The Olympic Training Center Environment
Being part of an Olympic Training Center residency program exposes you to world-class coaching methodology, sports medicine, and performance culture. You watch how elite athletes approach training differently than developing athletes — the discipline, the intentionality, the willingness to be uncomfortable in pursuit of a performance ceiling that most people can't even see yet.
I try to bring that culture into my coaching when at IUPUI and now as a private coach. Not the funding or the facility — but the mindset. The belief that if you do the work with intelligence and consistency, you will become something you couldn't have predicted.

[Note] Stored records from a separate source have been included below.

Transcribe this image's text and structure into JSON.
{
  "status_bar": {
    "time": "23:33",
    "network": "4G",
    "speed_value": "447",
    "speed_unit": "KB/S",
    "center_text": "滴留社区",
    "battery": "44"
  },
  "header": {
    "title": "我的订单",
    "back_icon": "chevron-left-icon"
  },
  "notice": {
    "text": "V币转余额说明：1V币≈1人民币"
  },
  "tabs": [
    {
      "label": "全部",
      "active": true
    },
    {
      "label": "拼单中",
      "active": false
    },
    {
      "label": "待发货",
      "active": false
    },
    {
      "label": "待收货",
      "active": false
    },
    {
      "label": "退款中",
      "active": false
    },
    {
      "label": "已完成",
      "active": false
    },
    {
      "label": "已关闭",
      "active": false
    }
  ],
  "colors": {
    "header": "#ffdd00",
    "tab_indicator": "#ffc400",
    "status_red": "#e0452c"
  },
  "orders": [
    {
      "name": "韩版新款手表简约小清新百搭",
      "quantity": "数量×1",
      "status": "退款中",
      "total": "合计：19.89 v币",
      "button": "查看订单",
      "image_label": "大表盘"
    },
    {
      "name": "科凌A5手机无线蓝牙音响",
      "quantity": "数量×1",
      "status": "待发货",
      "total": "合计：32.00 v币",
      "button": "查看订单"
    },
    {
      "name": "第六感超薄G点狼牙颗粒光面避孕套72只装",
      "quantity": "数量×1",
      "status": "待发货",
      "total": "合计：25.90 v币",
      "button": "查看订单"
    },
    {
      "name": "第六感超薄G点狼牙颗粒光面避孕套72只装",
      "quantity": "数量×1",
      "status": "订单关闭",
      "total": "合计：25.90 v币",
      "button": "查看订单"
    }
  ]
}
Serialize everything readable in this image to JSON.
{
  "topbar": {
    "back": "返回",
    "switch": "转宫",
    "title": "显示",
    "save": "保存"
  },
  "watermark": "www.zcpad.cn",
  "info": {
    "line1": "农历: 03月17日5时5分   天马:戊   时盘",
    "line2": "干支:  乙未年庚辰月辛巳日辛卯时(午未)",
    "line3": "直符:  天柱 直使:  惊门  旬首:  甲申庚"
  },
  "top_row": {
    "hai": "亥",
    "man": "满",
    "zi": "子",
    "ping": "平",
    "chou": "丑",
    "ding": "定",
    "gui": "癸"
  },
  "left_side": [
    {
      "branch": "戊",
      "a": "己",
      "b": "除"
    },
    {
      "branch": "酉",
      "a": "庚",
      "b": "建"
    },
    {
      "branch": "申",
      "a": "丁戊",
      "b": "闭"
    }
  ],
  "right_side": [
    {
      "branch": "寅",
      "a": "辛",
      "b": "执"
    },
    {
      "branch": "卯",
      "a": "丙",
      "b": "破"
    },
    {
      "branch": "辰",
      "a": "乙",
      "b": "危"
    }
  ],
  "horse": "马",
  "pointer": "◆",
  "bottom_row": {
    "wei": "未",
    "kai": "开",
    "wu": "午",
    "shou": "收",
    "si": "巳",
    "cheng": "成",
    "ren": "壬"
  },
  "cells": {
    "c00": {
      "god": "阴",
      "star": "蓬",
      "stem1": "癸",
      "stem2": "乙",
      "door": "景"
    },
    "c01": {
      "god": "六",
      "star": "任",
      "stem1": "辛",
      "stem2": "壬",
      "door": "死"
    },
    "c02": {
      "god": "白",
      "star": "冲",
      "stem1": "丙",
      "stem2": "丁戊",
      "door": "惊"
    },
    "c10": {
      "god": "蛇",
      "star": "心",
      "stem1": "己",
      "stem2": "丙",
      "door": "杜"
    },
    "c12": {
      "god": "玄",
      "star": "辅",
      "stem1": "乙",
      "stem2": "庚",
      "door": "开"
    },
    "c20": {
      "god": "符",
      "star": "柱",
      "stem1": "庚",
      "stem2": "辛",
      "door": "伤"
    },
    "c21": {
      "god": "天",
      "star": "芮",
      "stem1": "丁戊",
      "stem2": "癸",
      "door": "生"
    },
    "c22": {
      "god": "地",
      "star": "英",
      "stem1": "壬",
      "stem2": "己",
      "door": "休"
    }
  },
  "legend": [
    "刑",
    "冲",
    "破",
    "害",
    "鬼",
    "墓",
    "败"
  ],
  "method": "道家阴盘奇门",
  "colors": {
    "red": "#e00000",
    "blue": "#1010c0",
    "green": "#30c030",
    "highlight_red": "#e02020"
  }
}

Multi-Sport Training Changes Your Understanding of the Body
Triathlon training — swimming, cycling, and running — gives you a different understanding of aerobic development than single-sport training. You learn how fitness transfers across modalities, how to manage fatigue across disciplines, and how a well-conditioned aerobic engine unlocks performance across all three.
For our distance runners, this translates to a sophisticated approach to cross-training, injury management, and aerobic base building. Athletes who can't run due to injury still train hard with us — and they often come back fitter than they expected.
Competing at the Highest Level Builds Coaching Empathy
One of the most underrated things a coach can have is genuine competitive experience at a high level — not to create an ego, but to build empathy. When an athlete tells me a workout felt terrible or a race didn't go according to plan, I understand that experience from the inside. I don't minimize it. I help them process it and move forward.
That empathy, earned through years of competing in difficult conditions against serious competition, is part of what I bring to every coaching relationship.